Außerdem werden die Zuschauer nicht von einem prätentiösen Spiel der Darsteller beeinflusst, sodass sie die Freiheit haben, sich eine objektive Meinung über die Ereignissen zu bilden. 

Man kann dieser Film in Zusammenhang mit Kaurismäkis erster Trilogie stellen, die sogenannte „Trilogie des Proletariats“ (“Shadows in Paradise”, “Ariel” und “Match Factory Girl”). Die Filme behandeln alle die Themen der Liebe in einer aggressiven, unsicheren Welt, die die Menschen voneinander oder sogar von sich selbst distanziert. In diesen Film aber gibt es ein versöhnliches Ende, was für diesen Regisseur ganz ungewöhnlich ist. In Vergleich zu „Shadows in Paradise“, dem ersten Film Kaurismäkis, gibt es in „Fallen leaves“ mehrere Facetten des Schmerzes. Ansa fühlt nicht nur die Einsamkeit und eine konstante Müdigkeit wegen der Arbeit oder der Suche nach der Arbeit, sondern auch komplexe Gefühle, die in seinen ersten Filmen gar nicht aufgetaucht sind: Enttäuschung der Selbstillusion, dass die geliebte Person sie priorisiert; Enttäuschung von sich selbst, dass man nicht die Macht über seinen eigenes Körper hat, Gefühle der Unfähigkeit, der Sucht zu widerstehen. Man kann also die Reifung des Regisseurs in seinen Werken deutlich bemerken.
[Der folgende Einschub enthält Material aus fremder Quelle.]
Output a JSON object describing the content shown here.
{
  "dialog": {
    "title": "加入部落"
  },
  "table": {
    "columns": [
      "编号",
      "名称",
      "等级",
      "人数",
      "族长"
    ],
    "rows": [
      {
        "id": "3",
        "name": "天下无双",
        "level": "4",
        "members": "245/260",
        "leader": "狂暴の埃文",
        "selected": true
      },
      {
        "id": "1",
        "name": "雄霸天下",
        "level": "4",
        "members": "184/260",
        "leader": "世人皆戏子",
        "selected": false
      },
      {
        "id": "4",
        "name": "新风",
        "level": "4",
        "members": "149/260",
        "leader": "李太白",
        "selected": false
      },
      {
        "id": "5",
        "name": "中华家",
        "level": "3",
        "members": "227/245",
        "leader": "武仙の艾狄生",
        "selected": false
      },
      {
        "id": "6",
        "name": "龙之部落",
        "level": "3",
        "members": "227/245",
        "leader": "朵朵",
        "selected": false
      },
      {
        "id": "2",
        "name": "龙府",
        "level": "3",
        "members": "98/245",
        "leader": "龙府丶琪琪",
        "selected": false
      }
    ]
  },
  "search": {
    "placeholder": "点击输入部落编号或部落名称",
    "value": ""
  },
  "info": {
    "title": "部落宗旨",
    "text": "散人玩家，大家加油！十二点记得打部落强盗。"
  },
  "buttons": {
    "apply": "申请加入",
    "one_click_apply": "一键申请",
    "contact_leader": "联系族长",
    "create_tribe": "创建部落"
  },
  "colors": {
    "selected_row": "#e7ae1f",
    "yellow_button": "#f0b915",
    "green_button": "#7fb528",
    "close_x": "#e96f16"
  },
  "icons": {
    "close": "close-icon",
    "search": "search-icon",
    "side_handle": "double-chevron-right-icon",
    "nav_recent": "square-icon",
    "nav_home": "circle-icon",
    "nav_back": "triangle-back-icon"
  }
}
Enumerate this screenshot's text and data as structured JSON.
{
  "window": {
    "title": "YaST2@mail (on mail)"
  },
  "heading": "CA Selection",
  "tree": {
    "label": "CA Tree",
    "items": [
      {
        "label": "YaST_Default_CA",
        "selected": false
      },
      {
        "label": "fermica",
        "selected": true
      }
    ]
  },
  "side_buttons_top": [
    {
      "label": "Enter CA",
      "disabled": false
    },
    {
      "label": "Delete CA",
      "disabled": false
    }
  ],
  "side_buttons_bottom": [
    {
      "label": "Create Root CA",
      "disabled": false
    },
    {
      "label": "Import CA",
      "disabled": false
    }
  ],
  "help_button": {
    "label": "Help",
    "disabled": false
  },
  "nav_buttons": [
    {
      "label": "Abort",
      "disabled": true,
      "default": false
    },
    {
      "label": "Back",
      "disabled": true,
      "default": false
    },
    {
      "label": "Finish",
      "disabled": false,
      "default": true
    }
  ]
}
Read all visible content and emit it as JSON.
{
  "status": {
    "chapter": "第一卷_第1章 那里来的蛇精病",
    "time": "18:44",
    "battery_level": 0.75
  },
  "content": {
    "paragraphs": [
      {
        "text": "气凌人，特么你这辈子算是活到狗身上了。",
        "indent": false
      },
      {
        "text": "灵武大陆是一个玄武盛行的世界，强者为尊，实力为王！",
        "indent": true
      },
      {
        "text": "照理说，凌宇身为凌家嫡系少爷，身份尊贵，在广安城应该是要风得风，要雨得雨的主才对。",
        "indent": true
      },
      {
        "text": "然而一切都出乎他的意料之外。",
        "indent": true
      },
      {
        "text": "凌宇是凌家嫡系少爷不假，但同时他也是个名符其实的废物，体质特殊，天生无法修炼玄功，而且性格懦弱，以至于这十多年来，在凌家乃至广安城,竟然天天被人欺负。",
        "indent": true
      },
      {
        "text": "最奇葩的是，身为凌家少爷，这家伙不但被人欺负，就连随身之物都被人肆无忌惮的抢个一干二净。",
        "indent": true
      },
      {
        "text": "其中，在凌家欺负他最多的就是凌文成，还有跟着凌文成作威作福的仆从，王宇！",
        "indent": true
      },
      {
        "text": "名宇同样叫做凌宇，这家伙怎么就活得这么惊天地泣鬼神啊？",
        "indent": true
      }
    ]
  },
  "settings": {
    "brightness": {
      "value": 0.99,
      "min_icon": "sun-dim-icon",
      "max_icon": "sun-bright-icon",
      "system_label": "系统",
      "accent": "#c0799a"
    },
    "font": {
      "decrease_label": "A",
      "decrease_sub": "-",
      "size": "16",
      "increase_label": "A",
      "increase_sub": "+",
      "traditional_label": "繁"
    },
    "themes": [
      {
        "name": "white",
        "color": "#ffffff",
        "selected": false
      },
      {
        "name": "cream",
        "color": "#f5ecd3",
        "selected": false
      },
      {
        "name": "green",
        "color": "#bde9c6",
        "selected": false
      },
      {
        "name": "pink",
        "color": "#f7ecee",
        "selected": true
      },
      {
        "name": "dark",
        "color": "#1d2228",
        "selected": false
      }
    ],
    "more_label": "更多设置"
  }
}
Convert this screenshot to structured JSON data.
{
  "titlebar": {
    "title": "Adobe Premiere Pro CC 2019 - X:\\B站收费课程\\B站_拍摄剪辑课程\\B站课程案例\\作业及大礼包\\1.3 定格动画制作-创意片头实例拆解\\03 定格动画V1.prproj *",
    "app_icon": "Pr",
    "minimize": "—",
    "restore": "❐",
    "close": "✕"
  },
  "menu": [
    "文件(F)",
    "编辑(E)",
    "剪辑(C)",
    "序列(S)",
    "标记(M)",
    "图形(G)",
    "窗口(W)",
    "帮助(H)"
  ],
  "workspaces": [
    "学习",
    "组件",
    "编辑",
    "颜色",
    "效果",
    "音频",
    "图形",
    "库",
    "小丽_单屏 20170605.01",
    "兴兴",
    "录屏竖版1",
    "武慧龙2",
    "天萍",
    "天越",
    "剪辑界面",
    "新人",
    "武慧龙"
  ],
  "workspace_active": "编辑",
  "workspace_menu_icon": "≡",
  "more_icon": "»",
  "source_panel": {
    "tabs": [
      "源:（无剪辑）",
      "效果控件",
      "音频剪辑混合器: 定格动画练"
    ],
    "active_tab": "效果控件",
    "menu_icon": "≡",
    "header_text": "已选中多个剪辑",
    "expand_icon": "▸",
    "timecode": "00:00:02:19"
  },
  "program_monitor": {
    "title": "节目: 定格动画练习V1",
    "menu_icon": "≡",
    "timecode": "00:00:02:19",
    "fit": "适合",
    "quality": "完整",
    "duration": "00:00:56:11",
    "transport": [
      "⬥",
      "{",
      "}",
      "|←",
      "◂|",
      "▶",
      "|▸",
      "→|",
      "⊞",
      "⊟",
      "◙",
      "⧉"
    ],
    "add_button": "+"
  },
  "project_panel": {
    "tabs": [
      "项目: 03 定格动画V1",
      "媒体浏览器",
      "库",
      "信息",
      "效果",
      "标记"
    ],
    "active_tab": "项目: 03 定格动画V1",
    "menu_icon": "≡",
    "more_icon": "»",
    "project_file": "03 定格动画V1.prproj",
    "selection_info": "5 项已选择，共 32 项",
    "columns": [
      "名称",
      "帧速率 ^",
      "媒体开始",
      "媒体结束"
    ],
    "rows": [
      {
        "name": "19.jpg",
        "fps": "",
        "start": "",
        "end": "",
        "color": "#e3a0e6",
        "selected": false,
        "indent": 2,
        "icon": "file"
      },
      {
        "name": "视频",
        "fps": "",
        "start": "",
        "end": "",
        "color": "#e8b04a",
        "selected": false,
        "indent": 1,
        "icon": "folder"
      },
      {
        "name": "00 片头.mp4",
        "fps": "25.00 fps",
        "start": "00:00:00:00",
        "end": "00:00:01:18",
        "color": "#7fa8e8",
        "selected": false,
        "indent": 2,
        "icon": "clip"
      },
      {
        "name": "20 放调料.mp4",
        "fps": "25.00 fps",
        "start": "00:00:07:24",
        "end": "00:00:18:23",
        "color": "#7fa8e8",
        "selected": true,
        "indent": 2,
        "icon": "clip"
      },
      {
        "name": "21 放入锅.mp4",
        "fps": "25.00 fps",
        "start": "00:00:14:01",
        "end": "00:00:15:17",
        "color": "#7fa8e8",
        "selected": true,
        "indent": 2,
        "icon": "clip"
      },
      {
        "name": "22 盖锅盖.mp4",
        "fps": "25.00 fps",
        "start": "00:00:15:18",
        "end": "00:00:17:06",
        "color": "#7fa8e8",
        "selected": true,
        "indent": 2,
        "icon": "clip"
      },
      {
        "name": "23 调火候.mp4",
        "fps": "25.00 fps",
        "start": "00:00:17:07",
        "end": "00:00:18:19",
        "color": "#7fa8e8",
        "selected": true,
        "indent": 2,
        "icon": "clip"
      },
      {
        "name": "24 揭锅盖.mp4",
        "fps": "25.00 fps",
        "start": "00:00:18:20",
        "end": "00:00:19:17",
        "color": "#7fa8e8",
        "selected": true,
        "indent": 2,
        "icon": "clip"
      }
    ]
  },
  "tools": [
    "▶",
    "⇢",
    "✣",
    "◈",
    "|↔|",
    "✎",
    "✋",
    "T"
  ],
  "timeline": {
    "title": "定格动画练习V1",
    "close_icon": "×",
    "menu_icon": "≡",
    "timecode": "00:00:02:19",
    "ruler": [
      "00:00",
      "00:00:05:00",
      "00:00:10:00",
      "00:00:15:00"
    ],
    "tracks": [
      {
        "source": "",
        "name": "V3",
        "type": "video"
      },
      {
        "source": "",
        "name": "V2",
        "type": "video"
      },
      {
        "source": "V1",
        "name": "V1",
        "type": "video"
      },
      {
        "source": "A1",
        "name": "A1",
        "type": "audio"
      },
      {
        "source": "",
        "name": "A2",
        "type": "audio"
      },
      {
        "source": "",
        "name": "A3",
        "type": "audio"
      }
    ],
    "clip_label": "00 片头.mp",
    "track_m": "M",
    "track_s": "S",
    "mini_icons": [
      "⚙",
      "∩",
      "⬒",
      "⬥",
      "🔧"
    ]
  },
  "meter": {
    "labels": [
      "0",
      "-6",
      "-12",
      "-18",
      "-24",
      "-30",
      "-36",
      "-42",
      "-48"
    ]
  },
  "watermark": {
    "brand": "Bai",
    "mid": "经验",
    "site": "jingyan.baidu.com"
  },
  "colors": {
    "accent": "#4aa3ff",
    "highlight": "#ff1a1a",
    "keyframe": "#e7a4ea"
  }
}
Schließlich würden wir sagen, dass „Fallen Leaves“ eine bittersüße Tragikomödie ist, die Unfreiheit, Abhängigkeit, Klassenschichten, Alkoholsucht, aber auch Liebe, Hoffnung und Ermutigung thematisiert. Kaurismäki konzentriert sich in diesem Film sowohl auf die visuelle Ebene als auch auf die innere Welt der zwei Hauptfiguren, die zusammen einen Bildungsprozess beginnen. Wir empfehlen diesen Film, da die humanistische Seite durch die einfachen Ereignisse erlebbar gemacht wird, die selbst eine poetische Kunst repräsentieren.